La dédicace d’une église
Par le chanoine Norbert Hennique, intervenu lors du Colloque des 26 et 27 juin 2008 sur le thème « Églises des villes, églises rurales, un héritage en partage »
« Un édifice cultuel doit être considéré pour ce qu’il est : il n’est ni une salle de spectacle, ni un musée, ni un bâtiment. Il est un édifice religieux, un signe de transcendance dans notre société sécularisée. Pour les uns, un témoin du passé, pour d’autres un lieu de prière, de recueillement, de célébration toujours actuel, il est un monument digne d’être considéré pour ce qu’il est. »

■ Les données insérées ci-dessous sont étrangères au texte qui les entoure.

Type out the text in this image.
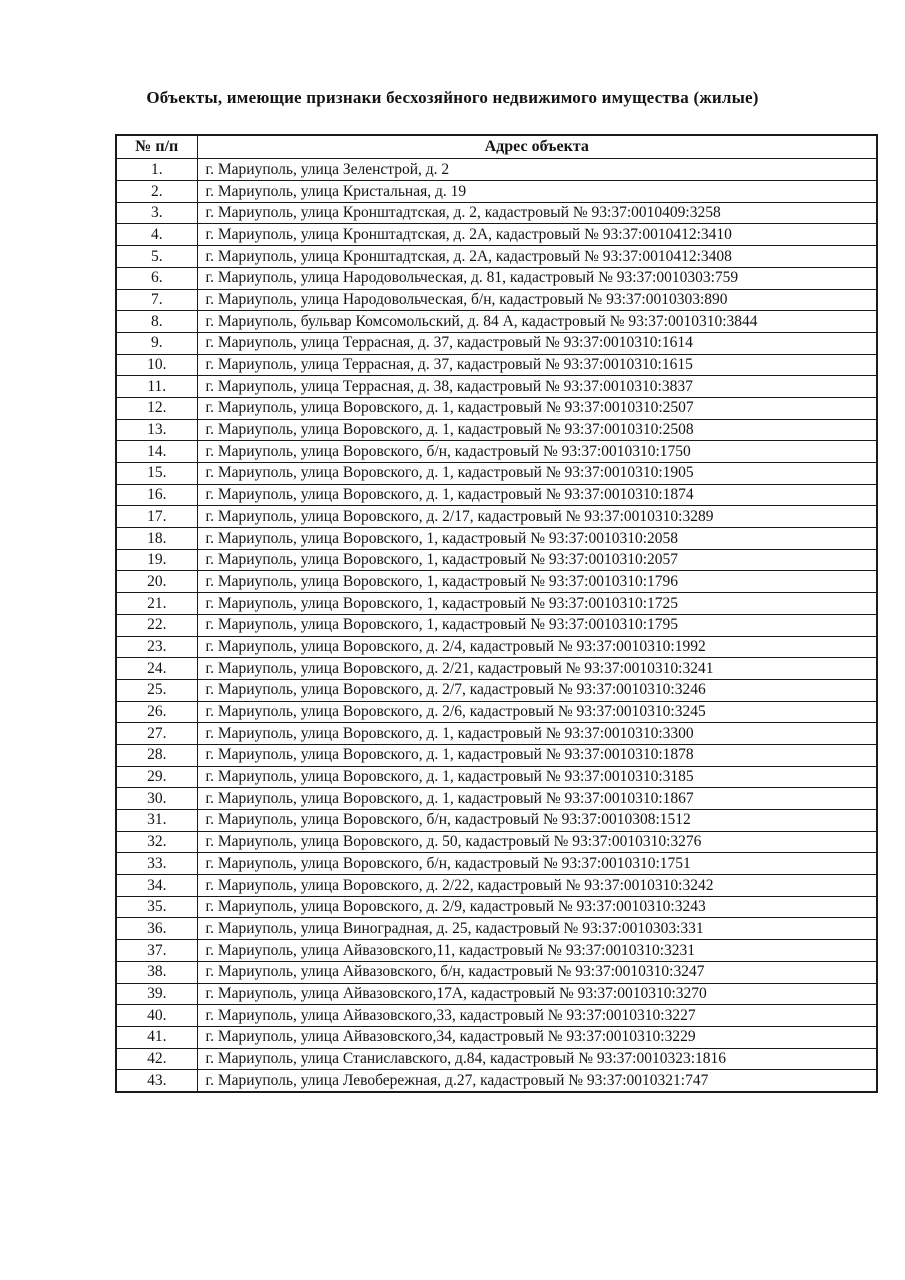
Объекты, имеющие признаки бесхозяйного недвижимого имущества (жилые)
№ п/п	Адрес объекта
1.	г. Мариуполь, улица Зеленстрой, д. 2
2.	г. Мариуполь, улица Кристальная, д. 19
3.	г. Мариуполь, улица Кронштадтская, д. 2, кадастровый № 93:37:0010409:3258
4.	г. Мариуполь, улица Кронштадтская, д. 2А, кадастровый № 93:37:0010412:3410
5.	г. Мариуполь, улица Кронштадтская, д. 2А, кадастровый № 93:37:0010412:3408
6.	г. Мариуполь, улица Народовольческая, д. 81, кадастровый № 93:37:0010303:759
7.	г. Мариуполь, улица Народовольческая, б/н, кадастровый № 93:37:0010303:890
8.	г. Мариуполь, бульвар Комсомольский, д. 84 А, кадастровый № 93:37:0010310:3844
9.	г. Мариуполь, улица Террасная, д. 37, кадастровый № 93:37:0010310:1614
10.	г. Мариуполь, улица Террасная, д. 37, кадастровый № 93:37:0010310:1615
11.	г. Мариуполь, улица Террасная, д. 38, кадастровый № 93:37:0010310:3837
12.	г. Мариуполь, улица Воровского, д. 1, кадастровый № 93:37:0010310:2507
13.	г. Мариуполь, улица Воровского, д. 1, кадастровый № 93:37:0010310:2508
14.	г. Мариуполь, улица Воровского, б/н, кадастровый № 93:37:0010310:1750
15.	г. Мариуполь, улица Воровского, д. 1, кадастровый № 93:37:0010310:1905
16.	г. Мариуполь, улица Воровского, д. 1, кадастровый № 93:37:0010310:1874
17.	г. Мариуполь, улица Воровского, д. 2/17, кадастровый № 93:37:0010310:3289
18.	г. Мариуполь, улица Воровского, 1, кадастровый № 93:37:0010310:2058
19.	г. Мариуполь, улица Воровского, 1, кадастровый № 93:37:0010310:2057
20.	г. Мариуполь, улица Воровского, 1, кадастровый № 93:37:0010310:1796
21.	г. Мариуполь, улица Воровского, 1, кадастровый № 93:37:0010310:1725
22.	г. Мариуполь, улица Воровского, 1, кадастровый № 93:37:0010310:1795
23.	г. Мариуполь, улица Воровского, д. 2/4, кадастровый № 93:37:0010310:1992
24.	г. Мариуполь, улица Воровского, д. 2/21, кадастровый № 93:37:0010310:3241
25.	г. Мариуполь, улица Воровского, д. 2/7, кадастровый № 93:37:0010310:3246
26.	г. Мариуполь, улица Воровского, д. 2/6, кадастровый № 93:37:0010310:3245
27.	г. Мариуполь, улица Воровского, д. 1, кадастровый № 93:37:0010310:3300
28.	г. Мариуполь, улица Воровского, д. 1, кадастровый № 93:37:0010310:1878
29.	г. Мариуполь, улица Воровского, д. 1, кадастровый № 93:37:0010310:3185
30.	г. Мариуполь, улица Воровского, д. 1, кадастровый № 93:37:0010310:1867
31.	г. Мариуполь, улица Воровского, б/н, кадастровый № 93:37:0010308:1512
32.	г. Мариуполь, улица Воровского, д. 50, кадастровый № 93:37:0010310:3276
33.	г. Мариуполь, улица Воровского, б/н, кадастровый № 93:37:0010310:1751
34.	г. Мариуполь, улица Воровского, д. 2/22, кадастровый № 93:37:0010310:3242
35.	г. Мариуполь, улица Воровского, д. 2/9, кадастровый № 93:37:0010310:3243
36.	г. Мариуполь, улица Виноградная, д. 25, кадастровый № 93:37:0010303:331
37.	г. Мариуполь, улица Айвазовского,11, кадастровый № 93:37:0010310:3231
38.	г. Мариуполь, улица Айвазовского, б/н, кадастровый № 93:37:0010310:3247
39.	г. Мариуполь, улица Айвазовского,17А, кадастровый № 93:37:0010310:3270
40.	г. Мариуполь, улица Айвазовского,33, кадастровый № 93:37:0010310:3227
41.	г. Мариуполь, улица Айвазовского,34, кадастровый № 93:37:0010310:3229
42.	г. Мариуполь, улица Станиславского, д.84, кадастровый № 93:37:0010323:1816
43.	г. Мариуполь, улица Левобережная, д.27, кадастровый № 93:37:0010321:747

Tels sont les propos de Monseigneur Roland Minnerath prononcés lors du colloque organisé par le Comité du patrimoine cultuel en juin 2008.

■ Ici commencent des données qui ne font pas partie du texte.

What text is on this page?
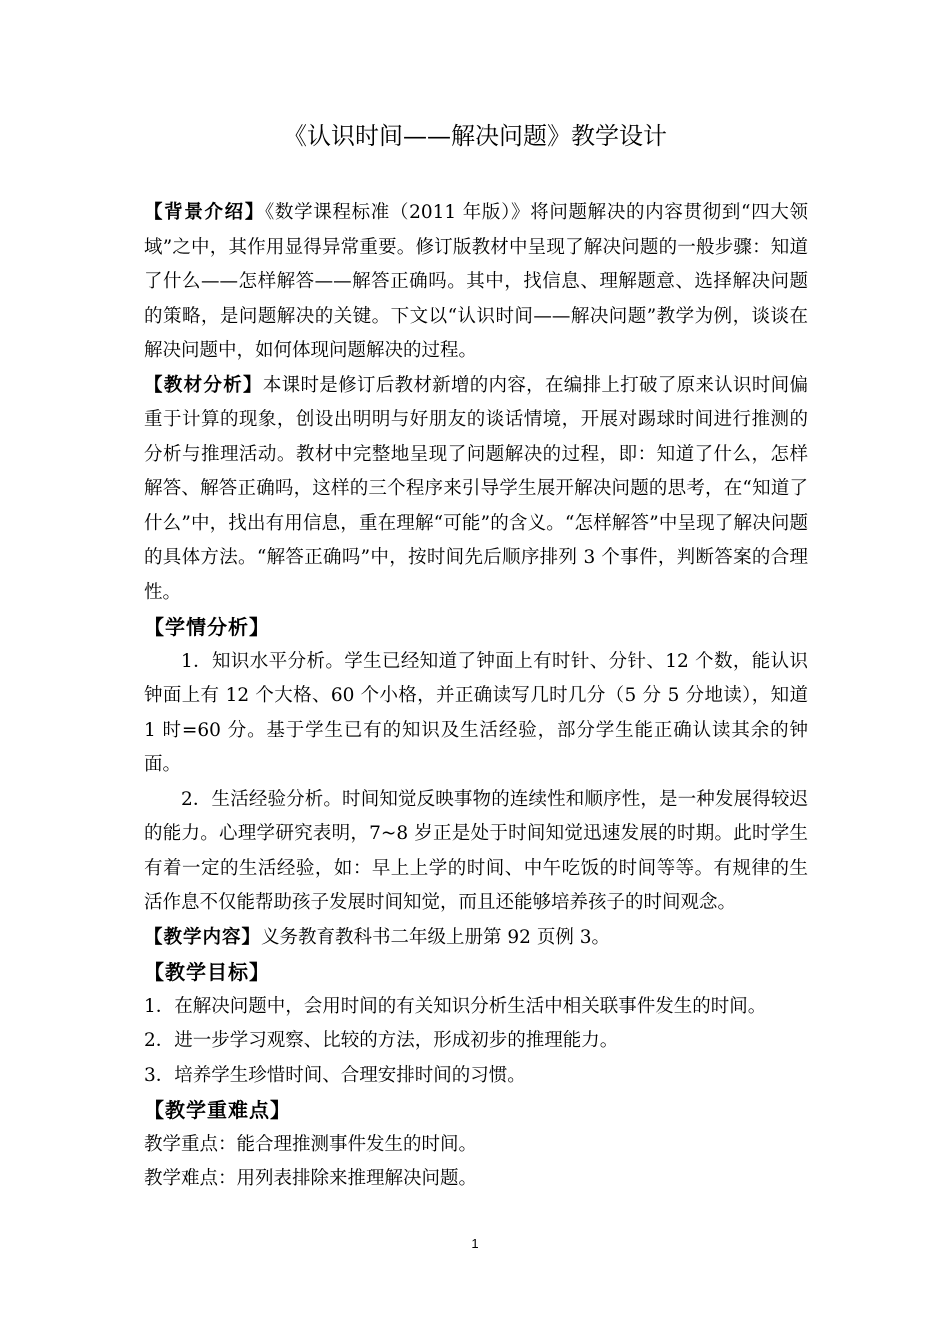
《认识时间——解决问题》教学设计

【背景介绍】《数学课程标准（2011 年版）》将问题解决的内容贯彻到“四大领域”之中，其作用显得异常重要。修订版教材中呈现了解决问题的一般步骤：知道了什么——怎样解答——解答正确吗。其中，找信息、理解题意、选择解决问题的策略，是问题解决的关键。下文以“认识时间——解决问题”教学为例，谈谈在解决问题中，如何体现问题解决的过程。

【教材分析】本课时是修订后教材新增的内容，在编排上打破了原来认识时间偏重于计算的现象，创设出明明与好朋友的谈话情境，开展对踢球时间进行推测的分析与推理活动。教材中完整地呈现了问题解决的过程，即：知道了什么，怎样解答、解答正确吗，这样的三个程序来引导学生展开解决问题的思考，在“知道了什么”中，找出有用信息，重在理解“可能”的含义。“怎样解答”中呈现了解决问题的具体方法。“解答正确吗”中，按时间先后顺序排列 3 个事件，判断答案的合理性。

【学情分析】

1．知识水平分析。学生已经知道了钟面上有时针、分针、12 个数，能认识钟面上有 12 个大格、60 个小格，并正确读写几时几分（5 分 5 分地读），知道 1 时=60 分。基于学生已有的知识及生活经验，部分学生能正确认读其余的钟面。

2．生活经验分析。时间知觉反映事物的连续性和顺序性，是一种发展得较迟的能力。心理学研究表明，7~8 岁正是处于时间知觉迅速发展的时期。此时学生有着一定的生活经验，如：早上上学的时间、中午吃饭的时间等等。有规律的生活作息不仅能帮助孩子发展时间知觉，而且还能够培养孩子的时间观念。

【教学内容】义务教育教科书二年级上册第 92 页例 3。

【教学目标】

1．在解决问题中，会用时间的有关知识分析生活中相关联事件发生的时间。

2．进一步学习观察、比较的方法，形成初步的推理能力。

3．培养学生珍惜时间、合理安排时间的习惯。

【教学重难点】

教学重点：能合理推测事件发生的时间。

教学难点：用列表排除来推理解决问题。

1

Pour mieux comprendre la dimension cultuelle d’une église, je me propose de relire avec vous quelques éléments du « rituel de la dédicace » en usage dans l’Eglise catholique après un bref rappel de la tradition.
Au préalable, il convient de reconnaître les limites d’un tel écrit. La compréhension d’un rite n’est pas de l’ordre de son explication ou de ses commentaires mais de sa mise en œuvre, de sa célébration…
Comme dans tout rituel, c’est la foi de l’Eglise qui est présente : l’Eglise prie comme elle croit. Ainsi le vieil adage « Lex orandi, lex credendi » demeure toujours actuel. Dans ses rites, ce que l’Eglise célèbre est aussi le contenu de sa foi.
Le rituel de la dédicace est compté à bon droit parmi les actions liturgiques les plus solennelles et les plus riches de signification. En consacrant par ses rites un édifice matériel fait de mains d’hommes, la dédicace exprime le mystère même de l’Eglise, temple de Dieu construit de pierres vivantes. Le mot « église », dont l’étymologie signifie « assemblée », est alors attribué à l’édifice dans lequel la communauté chrétienne se rassemble pour entendre la parole de Dieu, prier en commun, accomplir les sacrements, célébrer l’eucharistie.
La dédicace, à la fois, confère à l’édifice sa destination et définit sa nature.
Un regard sur l’histoire
Les historiens rapportent que les tout-premiers chrétiens se rassemblaient pour célébrer l’eucharistie dans les maisons. L’exemple le plus souvent cité est celui du site de Doura-Europos, en Syrie. Des fouilles ont mis à jour les vestiges d’une maison d’habitation datant des années 220-230 qui ne diffère pas, dans sa structure, de celles qui l’entourent mais où une grande salle servait à l’assemblée et une petite pièce était transformée en baptistère ; des fresques attestent de sa destination liturgique.
Les catacombes, contrairement à la légende, n’étaient pas des lieux de culte ; dans certaines d’entre elles cependant, on aménagea des chapelles pour pouvoir vénérer les martyrs ensevelis là.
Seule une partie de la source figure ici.